In *first* place is *Danny0663* with his *Dedicated Tube Shooter - Aluminium and Paper Scales*:











*Second* place honours go to *Flippinout* for his *Mammoth*:











*Third* place is taken out by *LBPSD* (Littlebear) for his amazing* Poison Ivy Shooter*:


----------



## Hrawk (Oct 25, 2010)

Well done guys. The bar has certainly been raised for future months!


----------



## Flatband (Dec 18, 2009)

Awesome job guys! Congratulations to Danny on a great looking slingshot! Flatband


----------



## e~shot (Jun 3, 2010)

Congrats to all Winners!

Hey Danny do you have enough signature space to put badges?


----------



## bullseyeben! (Apr 24, 2011)

Danny thats a ripper mate!, and to Nathan and lb great job too fellas!


----------



## Danny0663 (Mar 15, 2011)

Ohhh man ...... guys ... i am *speechless!?!?!*

This month was epic - All nominations were superb and deserved the title.
Nathan's Mammoth frame was mind boggling, his creativity and exceptional laminating techniques are unmatched.
LBPSD's Poison Ivy Shooter looks incredible. The shape, finish, and visual apprearence overal is just awesome (Shape and style is just my taste'







)

Thanks to Hrawk for nominating my frame, and Many *THANKS* to the viewers and voters


----------



## Dayhiker (Mar 13, 2010)

Congratulations guys. The level of exellence of each one of these is _*stratospheric*_!
You are all...








in my book!


----------



## WILD BILL (Jan 26, 2012)

CONGRATULATIONS!


----------



## quarterinmynose (Jan 21, 2012)

congrats fellas! absolutely beautiful stuff here. I am left in awe every single month by the skill and artistry this forum produces, please don't ever stop making slingshots.


----------



## Ordie69 (Aug 25, 2011)




----------



## Btoon84 (Nov 22, 2011)

Awesome job gents! Well deserved fo sho!
These works are museum quality pieces of art!


----------



## Mr.Teh (Feb 28, 2012)

Congratulation to all the winners, all three slingshots are awesome, it was a hard decision !!!


----------



## AnTrAxX (Jul 18, 2012)

Gratz!
Honestly the Level of craftsmanship presented in this forum is on such an high level...every single one is a masterpiece in his own category.


----------



## M.J (Nov 1, 2010)

Great month!

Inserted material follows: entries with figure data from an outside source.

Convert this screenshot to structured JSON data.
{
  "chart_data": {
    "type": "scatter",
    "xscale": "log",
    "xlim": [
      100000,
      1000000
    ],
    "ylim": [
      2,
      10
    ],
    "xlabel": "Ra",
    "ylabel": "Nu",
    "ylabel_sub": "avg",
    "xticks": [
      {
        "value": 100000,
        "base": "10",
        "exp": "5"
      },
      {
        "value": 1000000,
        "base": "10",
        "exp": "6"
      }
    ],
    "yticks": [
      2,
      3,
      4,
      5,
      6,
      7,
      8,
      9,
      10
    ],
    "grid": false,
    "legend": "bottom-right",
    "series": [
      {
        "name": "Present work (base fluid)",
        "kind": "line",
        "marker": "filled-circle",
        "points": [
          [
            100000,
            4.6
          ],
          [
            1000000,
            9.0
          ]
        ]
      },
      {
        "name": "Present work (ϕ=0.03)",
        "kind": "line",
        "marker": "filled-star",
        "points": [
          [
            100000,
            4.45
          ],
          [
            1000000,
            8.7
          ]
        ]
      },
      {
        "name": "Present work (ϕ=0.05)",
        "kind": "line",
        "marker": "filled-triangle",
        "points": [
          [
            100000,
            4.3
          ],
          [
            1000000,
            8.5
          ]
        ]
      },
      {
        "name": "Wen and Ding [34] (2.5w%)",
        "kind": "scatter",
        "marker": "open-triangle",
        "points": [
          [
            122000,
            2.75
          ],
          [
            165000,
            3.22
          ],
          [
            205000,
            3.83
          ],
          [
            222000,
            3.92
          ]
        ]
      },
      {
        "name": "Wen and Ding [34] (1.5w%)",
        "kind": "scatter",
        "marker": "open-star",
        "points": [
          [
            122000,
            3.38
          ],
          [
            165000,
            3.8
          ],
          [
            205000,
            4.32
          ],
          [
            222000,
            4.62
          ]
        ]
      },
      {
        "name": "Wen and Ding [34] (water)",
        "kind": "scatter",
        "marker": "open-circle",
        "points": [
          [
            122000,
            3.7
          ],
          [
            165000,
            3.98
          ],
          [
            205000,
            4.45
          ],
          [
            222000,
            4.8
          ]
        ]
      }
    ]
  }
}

Congratulations to all the winners!


----------



## Sofreto (May 10, 2012)

A big congrats to all the winners and participants...fine work out there


----------



## Hopsturgeon (Sep 2, 2012)

Congratulations to all who were nominated. These were truly works of art. You can all be proud of your creations and know that you have done something special when it inspires someone else (me in this case) to try and build a slingshot he can be proud of......someday. Thanks for setting the bar so high. You are all inspirations! Thanks.....Hop


----------



## Adirondack Kyle (Aug 20, 2012)

Wow!!! Great work everyone!


----------



## Chepo69 (May 1, 2010)

Felicitaciones a los ganadores!

Muy hermosas las tres.


----------



## Bill Hays (Aug 9, 2010)

Man, the bar is getting pretty close to stratospheric!


----------



## Stevotattoo (Jun 28, 2012)

Congrats to all winners...they are all awesome...well done!


----------



## All Buns Glazing (Apr 22, 2012)

Sorry guys, I didn't vote this month cos I had my head up my bum with other things - WOW, such wicked good slingshots this month. It keeps getting better and better.


----------



## richblades (May 2, 2012)

Well, ya know when the old hippy days Farrah Fawcet poster goes down in order to clear a spot for the slingshot of the month poster some awesome works of art have been created.
Good stuff, and congrats


----------